I really shouldn't be writing this, it's late, everyone's asleep, and what good will it do anyway? But I just... I gotta get it out. My wife, bless her heart, she tries, but this ain't something I can really talk to her about. Or anyone, really. Not around here. You know how it is in a small town. Everyone knows everyone’s business, and then some. Word gets around faster than a wildfire. And this... this is something I've kept under wraps for, oh god, fifty years? Longer.
It started, I guess, with clearing out my old bedroom. The kids are all grown and gone, you know. Three of them. Good kids. The youngest, Sarah, she just got into college, out east, couldn't be prouder. And it got us thinking, me and the wife, that it's time to downsize. Sell the big house, find something smaller, maybe on the lake. Retirement's knocking, you know? So we're going through all the junk, all the memories, and I got assigned my old room. The one I grew up in, before we added on and all that. It’s been mostly storage for years, boxes of old tax returns, broken toys, holiday decorations that never made it out of the attic. A regular graveyard of forgotten things.

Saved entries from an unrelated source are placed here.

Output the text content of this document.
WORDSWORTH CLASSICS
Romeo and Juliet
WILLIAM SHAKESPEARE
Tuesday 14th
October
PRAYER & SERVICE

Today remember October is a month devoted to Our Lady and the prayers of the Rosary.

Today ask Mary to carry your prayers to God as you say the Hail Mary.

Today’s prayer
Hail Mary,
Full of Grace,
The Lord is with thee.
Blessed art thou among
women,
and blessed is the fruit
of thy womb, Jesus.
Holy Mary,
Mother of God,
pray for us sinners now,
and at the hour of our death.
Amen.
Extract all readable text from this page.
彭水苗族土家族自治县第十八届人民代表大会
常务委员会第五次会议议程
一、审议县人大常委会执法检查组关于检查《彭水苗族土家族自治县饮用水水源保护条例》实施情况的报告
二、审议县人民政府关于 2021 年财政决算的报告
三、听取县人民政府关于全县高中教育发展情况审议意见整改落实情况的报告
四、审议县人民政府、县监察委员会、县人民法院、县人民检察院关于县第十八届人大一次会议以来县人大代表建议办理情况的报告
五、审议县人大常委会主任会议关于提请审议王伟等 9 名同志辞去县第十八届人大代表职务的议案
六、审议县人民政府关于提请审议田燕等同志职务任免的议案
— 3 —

And there it was. In the back of the closet, under a pile of mildewed comic books and a football jersey I swore I'd fit into again one day. A shoebox. A beat-up old shoebox, the kind with the lid that was taped on because it was always falling off. And inside... oh god. I knew what it was before I even opened it. My heart, it just kinda sank. Or maybe soared? I don't know. Both, I guess. It was a stack of poems. Hand-written. On notebook paper, some of it yellowed and brittle, some of it still pretty white. And they were all... well, they were all for her. The girl.
Karen. That was her name. Karen Miller. Everyone knew Karen. She was, you know, THE girl. Head cheerleader, always smiling, smart as a whip, the kind of girl who just floated through life and everything good just kinda happened to her. And me? I was... me. A bit of a dork, probably. Always had my nose in a book, even back then. Not much for sports, though I tried. Awkward. Painfully awkward, actually. And I was, of course, head over heels for her. MADLY in love. She never knew, not really. Or maybe she did, and just, you know, politely ignored it. Which, looking back, was probably for the best.
But I wrote. Oh, how I wrote. Page after page. Of all the things I wanted to say to her. All the ways I imagined she felt about me. All the grand gestures I'd make. Love poems, really. And some of them... reading them now, in the harsh light of my almost-retirement, they are HYSTERICAL. Gutter-wrenchingly awful. Full of flowery language and dramatic pronouncements about eternal love and suffering. I mean, I was like, fifteen, sixteen, seventeen. What did I know about eternal love? Or suffering, for that matter? I thought a bad grade on a math test was suffering.
There’s one in particular. I remember writing it after the spring dance. I saw her with Bobby Jenkins, slow dancing, and she was laughing, really laughing, her head thrown back. And I just... I went home and wrote this absolute EPIC about how my heart was a shattered chalice and my soul was adrift in a sea of despair. Honest to god. I read it and I just started laughing. Out loud. In the quiet of my old bedroom, with the dust motes dancing in the one sliver of moonlight coming through the window. And then I started crying a little too. It was just so... much. So much earnest, misplaced emotion.
And the thing is, I never sent a single one. Not one. They were all just... for me. For the idea of her. For the fantasy. I built up this whole world in my head, with Karen as the queen and me as her devoted, tortured poet. And then, life happened. She went off to college, somewhere far away, and I stayed here. Married my wife, raised my family, worked at the co-op my whole life. Good life. A perfectly good life. No complaints, not really. But finding those poems... it was like finding a different version of me. A me that never quite made it out into the world. A me that might have been.
I just don't know what to do with them. Throw them out? Burn them? Keep them? My wife would probably laugh too, if she ever found them. She has a good sense of humor. But it's more than just funny, you know? It feels like... a secret. A part of me that nobody else ever saw. And now, at this age, when you're supposed to have it all figured out, looking at all these poems, all these words for a girl who never knew, it makes you wonder. What else did I hold back? What else did I never say? What else did I just keep tucked away in a shoebox, hoping someone else would find it someday and understand? I don't know. It’s just... a lot. And it’s really late.